What does a productive economy do about economic rents? The Germans make developers sell their land to local governments at the agricultural land price, then re-purchase it at the development land price. The public gets the entire benefit of that "unearned increment" of profit.

The Germans have a good educational system and nice infrastructure, too--not infrastructure rated D+ by its engineers, as is the case in the U.S. In Germany, college tuition is free even for foreigners, and the arts budget for the City of Berlin exceeds the national endowment for the arts for the U.S. of A.

The rentier/plutocrats also support the complement to paying economic rent: austerity.

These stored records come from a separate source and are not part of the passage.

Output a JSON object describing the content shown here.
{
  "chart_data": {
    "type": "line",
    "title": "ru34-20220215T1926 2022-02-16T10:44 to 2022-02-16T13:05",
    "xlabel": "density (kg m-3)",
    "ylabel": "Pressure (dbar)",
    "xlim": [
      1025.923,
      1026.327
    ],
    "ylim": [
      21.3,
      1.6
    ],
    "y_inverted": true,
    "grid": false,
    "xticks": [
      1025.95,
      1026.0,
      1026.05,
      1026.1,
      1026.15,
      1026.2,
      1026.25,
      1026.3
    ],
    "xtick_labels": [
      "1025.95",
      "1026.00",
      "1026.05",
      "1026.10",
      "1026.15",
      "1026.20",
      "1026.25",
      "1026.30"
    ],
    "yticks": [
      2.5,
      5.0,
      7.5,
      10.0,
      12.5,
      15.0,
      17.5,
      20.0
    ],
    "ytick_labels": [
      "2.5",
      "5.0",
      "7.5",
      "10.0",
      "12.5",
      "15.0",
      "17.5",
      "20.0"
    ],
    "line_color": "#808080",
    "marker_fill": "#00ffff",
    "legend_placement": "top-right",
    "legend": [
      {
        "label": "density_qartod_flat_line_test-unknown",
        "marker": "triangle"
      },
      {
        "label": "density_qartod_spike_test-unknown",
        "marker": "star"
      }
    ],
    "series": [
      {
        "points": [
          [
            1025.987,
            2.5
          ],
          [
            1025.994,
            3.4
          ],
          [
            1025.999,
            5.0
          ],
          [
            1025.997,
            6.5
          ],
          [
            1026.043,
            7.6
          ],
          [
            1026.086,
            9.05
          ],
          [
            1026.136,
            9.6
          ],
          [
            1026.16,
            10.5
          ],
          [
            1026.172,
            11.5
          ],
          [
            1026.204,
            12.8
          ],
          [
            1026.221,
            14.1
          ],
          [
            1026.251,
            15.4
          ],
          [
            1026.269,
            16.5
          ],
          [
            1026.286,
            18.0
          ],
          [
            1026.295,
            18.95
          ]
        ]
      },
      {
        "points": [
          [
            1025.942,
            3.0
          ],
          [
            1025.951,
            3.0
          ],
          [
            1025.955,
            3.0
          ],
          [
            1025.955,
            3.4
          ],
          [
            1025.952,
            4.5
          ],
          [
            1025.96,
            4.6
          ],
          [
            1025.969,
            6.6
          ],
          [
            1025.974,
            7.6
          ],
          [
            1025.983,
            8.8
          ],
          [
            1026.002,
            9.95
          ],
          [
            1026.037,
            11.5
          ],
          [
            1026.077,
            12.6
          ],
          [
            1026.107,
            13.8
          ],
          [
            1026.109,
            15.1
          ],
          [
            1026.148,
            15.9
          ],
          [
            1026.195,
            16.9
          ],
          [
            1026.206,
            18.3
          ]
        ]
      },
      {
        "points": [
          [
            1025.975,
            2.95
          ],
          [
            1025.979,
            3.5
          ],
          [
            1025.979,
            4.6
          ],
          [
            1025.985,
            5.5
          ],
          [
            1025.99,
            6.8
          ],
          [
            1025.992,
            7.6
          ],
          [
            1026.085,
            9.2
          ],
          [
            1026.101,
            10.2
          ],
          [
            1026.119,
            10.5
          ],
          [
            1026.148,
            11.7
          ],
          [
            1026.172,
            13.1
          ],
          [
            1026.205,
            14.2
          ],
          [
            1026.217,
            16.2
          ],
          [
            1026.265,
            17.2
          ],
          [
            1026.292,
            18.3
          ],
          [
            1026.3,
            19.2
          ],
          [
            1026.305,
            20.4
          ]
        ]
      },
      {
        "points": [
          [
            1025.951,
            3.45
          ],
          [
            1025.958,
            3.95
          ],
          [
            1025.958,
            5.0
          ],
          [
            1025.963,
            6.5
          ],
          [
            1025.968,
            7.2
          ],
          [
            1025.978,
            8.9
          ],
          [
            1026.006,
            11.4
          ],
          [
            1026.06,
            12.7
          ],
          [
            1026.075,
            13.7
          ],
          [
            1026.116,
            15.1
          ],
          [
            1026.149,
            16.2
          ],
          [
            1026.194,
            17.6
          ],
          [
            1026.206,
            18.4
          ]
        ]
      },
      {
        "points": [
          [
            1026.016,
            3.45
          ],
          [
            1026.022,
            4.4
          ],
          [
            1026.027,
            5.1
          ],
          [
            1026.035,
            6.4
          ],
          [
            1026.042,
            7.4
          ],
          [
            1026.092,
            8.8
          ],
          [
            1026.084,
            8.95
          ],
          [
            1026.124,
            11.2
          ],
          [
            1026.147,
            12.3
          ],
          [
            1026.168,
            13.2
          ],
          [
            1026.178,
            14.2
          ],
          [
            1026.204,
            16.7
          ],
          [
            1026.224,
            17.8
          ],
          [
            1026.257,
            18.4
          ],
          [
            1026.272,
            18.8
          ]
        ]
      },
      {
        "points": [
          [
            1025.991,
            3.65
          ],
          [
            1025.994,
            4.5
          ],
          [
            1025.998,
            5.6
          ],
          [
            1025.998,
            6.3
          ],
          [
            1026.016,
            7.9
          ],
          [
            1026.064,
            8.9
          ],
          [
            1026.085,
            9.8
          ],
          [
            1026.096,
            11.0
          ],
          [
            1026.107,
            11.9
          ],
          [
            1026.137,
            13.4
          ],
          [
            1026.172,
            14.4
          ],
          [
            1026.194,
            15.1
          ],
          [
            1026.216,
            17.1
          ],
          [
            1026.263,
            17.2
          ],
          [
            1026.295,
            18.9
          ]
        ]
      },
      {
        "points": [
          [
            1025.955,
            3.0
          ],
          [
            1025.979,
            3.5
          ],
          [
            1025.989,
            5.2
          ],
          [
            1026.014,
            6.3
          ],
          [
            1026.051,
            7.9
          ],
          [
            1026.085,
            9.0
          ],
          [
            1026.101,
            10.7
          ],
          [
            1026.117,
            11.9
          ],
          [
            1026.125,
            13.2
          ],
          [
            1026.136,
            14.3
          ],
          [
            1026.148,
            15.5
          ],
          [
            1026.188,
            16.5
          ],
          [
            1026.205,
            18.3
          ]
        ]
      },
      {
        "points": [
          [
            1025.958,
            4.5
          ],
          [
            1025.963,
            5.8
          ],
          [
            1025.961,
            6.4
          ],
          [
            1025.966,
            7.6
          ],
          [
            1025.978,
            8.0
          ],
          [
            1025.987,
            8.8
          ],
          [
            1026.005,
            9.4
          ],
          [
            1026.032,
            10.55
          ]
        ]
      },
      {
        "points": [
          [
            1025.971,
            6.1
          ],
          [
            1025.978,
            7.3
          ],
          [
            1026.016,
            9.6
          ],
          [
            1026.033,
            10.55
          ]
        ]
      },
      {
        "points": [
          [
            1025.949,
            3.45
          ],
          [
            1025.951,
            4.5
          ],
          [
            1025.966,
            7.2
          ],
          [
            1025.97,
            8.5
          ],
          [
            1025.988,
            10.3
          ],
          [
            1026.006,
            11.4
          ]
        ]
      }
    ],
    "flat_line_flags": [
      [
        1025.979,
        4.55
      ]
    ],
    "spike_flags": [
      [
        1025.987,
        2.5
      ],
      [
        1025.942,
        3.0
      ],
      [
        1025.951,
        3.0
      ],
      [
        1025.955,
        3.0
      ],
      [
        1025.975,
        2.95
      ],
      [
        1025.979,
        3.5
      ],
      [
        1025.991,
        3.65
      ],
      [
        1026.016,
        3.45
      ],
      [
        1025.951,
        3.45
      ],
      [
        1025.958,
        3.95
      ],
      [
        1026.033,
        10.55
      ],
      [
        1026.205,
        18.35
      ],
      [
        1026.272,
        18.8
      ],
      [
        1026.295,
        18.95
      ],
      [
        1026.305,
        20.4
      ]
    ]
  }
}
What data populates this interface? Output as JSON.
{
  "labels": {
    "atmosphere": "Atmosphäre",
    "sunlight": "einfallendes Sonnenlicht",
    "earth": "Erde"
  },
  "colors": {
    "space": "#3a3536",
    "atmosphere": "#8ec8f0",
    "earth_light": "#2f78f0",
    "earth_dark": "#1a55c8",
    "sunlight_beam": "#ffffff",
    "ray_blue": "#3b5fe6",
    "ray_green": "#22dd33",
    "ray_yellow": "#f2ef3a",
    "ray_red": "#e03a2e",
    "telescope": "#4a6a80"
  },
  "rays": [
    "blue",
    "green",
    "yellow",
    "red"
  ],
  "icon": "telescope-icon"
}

The excuse for austerity is “We’re out of money,” and “There is no alternative!” (TINA) but to tax more and spend less. Austerity de-funds public services like infrastructure, education, health care, and retirement benefits. Strangely enough, the $16 - $29 trillion in financial sector bailout from the Federal Reserve in 2007-8, and that multi-trillion-dollar war in Iraq, received no "We're out of money" excuse.

After austerity cripples services for the general public, then the “solution” is to privatize and financialize. Consider higher education: Federal funding for it declined 55% since 1972. State funding has declined even more. Why do you suppose tuitions continue to rise and student loans make debt peons of graduates?

It’s probably not newsworthy that a politician like Ms. Frost is a hypocrite, but now, even environmentalists are running interference for speculators, calling what they do “industry” instead of what it really is: a racket.